The U.S. Drought Monitor map shows the Dallas Fort Worth area no longer part of the most severe one-year drought in the state’s history. But, Mary Gugliuzza with Fort Worth Water, says this does not mean restrictions on water use will be lifted. She says most reservoir levels are still below what they should be.
Gugliuzza: The forecast for the next several months is still for below average rainfall for our area. We’re not ready to lift drought restrictions at this time.
Fort Worth water customers are limited to twice a week watering. Dallas water users are as well. And the department’s Yvonne Dupre says that won’t change. Expansion work at the city’s largest water treatment plant will put it offline for a time, and reduce daily delivery capacity by 25% this spring and summer.

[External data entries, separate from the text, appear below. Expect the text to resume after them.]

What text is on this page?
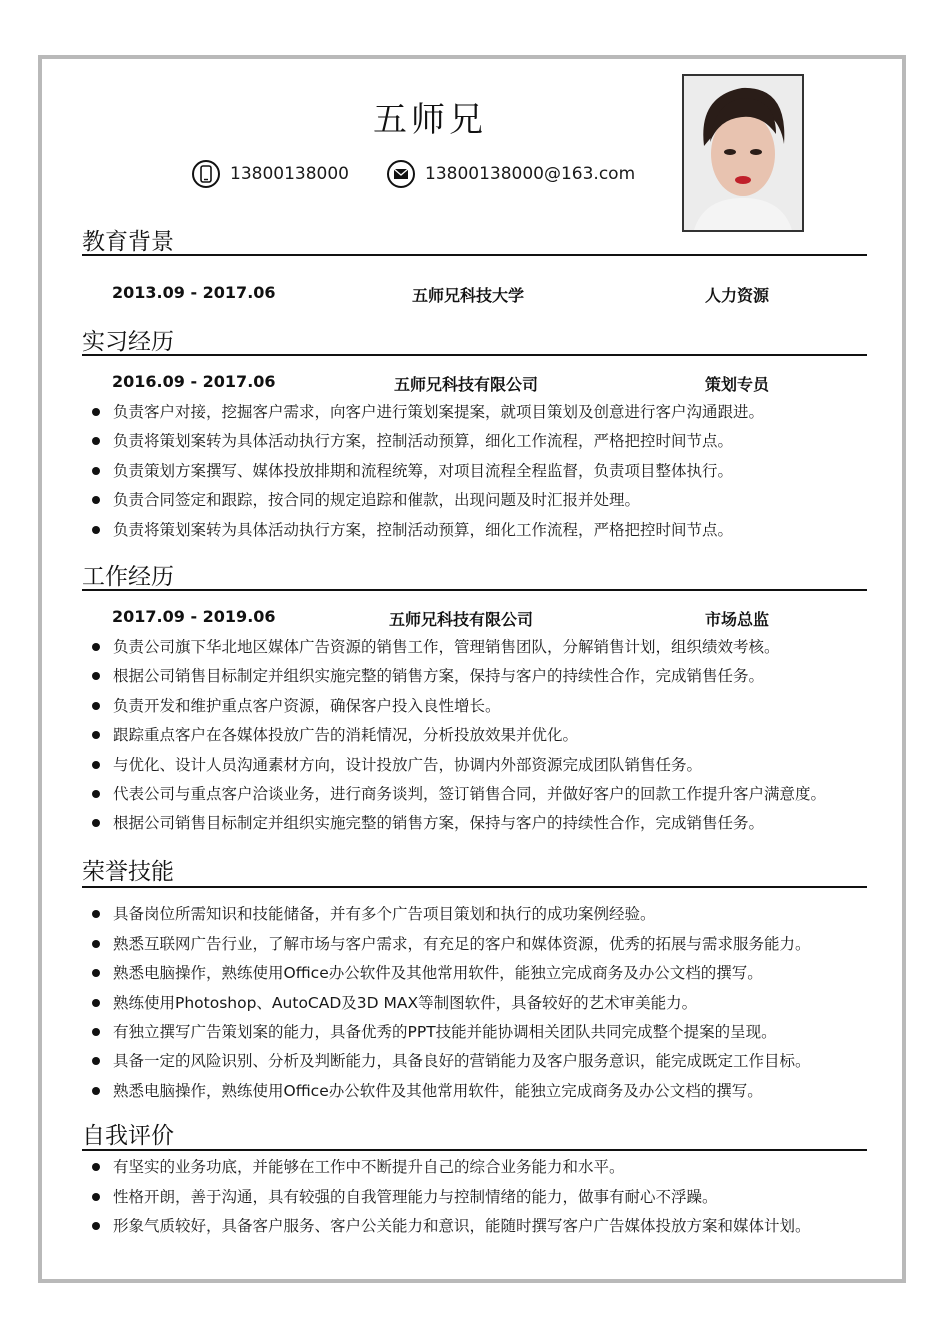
五师兄
13800138000	13800138000@163.com
教育背景
2013.09 - 2017.06	五师兄科技大学	人力资源
实习经历
2016.09 - 2017.06	五师兄科技有限公司	策划专员
负责客户对接，挖掘客户需求，向客户进行策划案提案，就项目策划及创意进行客户沟通跟进。
负责将策划案转为具体活动执行方案，控制活动预算，细化工作流程，严格把控时间节点。
负责策划方案撰写、媒体投放排期和流程统筹，对项目流程全程监督，负责项目整体执行。
负责合同签定和跟踪，按合同的规定追踪和催款，出现问题及时汇报并处理。
负责将策划案转为具体活动执行方案，控制活动预算，细化工作流程，严格把控时间节点。
工作经历
2017.09 - 2019.06	五师兄科技有限公司	市场总监
负责公司旗下华北地区媒体广告资源的销售工作，管理销售团队，分解销售计划，组织绩效考核。
根据公司销售目标制定并组织实施完整的销售方案，保持与客户的持续性合作，完成销售任务。
负责开发和维护重点客户资源，确保客户投入良性增长。
跟踪重点客户在各媒体投放广告的消耗情况，分析投放效果并优化。
与优化、设计人员沟通素材方向，设计投放广告，协调内外部资源完成团队销售任务。
代表公司与重点客户洽谈业务，进行商务谈判，签订销售合同，并做好客户的回款工作提升客户满意度。
根据公司销售目标制定并组织实施完整的销售方案，保持与客户的持续性合作，完成销售任务。
荣誉技能
具备岗位所需知识和技能储备，并有多个广告项目策划和执行的成功案例经验。
熟悉互联网广告行业，了解市场与客户需求，有充足的客户和媒体资源，优秀的拓展与需求服务能力。
熟悉电脑操作，熟练使用Office办公软件及其他常用软件，能独立完成商务及办公文档的撰写。
熟练使用Photoshop、AutoCAD及3D MAX等制图软件，具备较好的艺术审美能力。
有独立撰写广告策划案的能力，具备优秀的PPT技能并能协调相关团队共同完成整个提案的呈现。
具备一定的风险识别、分析及判断能力，具备良好的营销能力及客户服务意识，能完成既定工作目标。
熟悉电脑操作，熟练使用Office办公软件及其他常用软件，能独立完成商务及办公文档的撰写。
自我评价
有坚实的业务功底，并能够在工作中不断提升自己的综合业务能力和水平。
性格开朗，善于沟通，具有较强的自我管理能力与控制情绪的能力，做事有耐心不浮躁。
形象气质较好，具备客户服务、客户公关能力和意识，能随时撰写客户广告媒体投放方案和媒体计划。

Dupre: Even if the lakes get full, and we hope that they do, we’re going to have to ask people to restrict their consumption because we just won’t be able to treat the water fast enough to get to them.
The cities that get water from the North Texas Municipal Water District are in the most serious water restrictions – twice a month watering. The District’s Denise Hickey says the rains in December and January helped fill lakes, but not enough.
Hickey: Keep in mind, one of our sources which provides 28% of our supply remains offline due to the Zebra Mussel, which is an invasive species.
Water officials across North Texas say, with summer ahead, it’s way too soon to call it the “end” of the drought.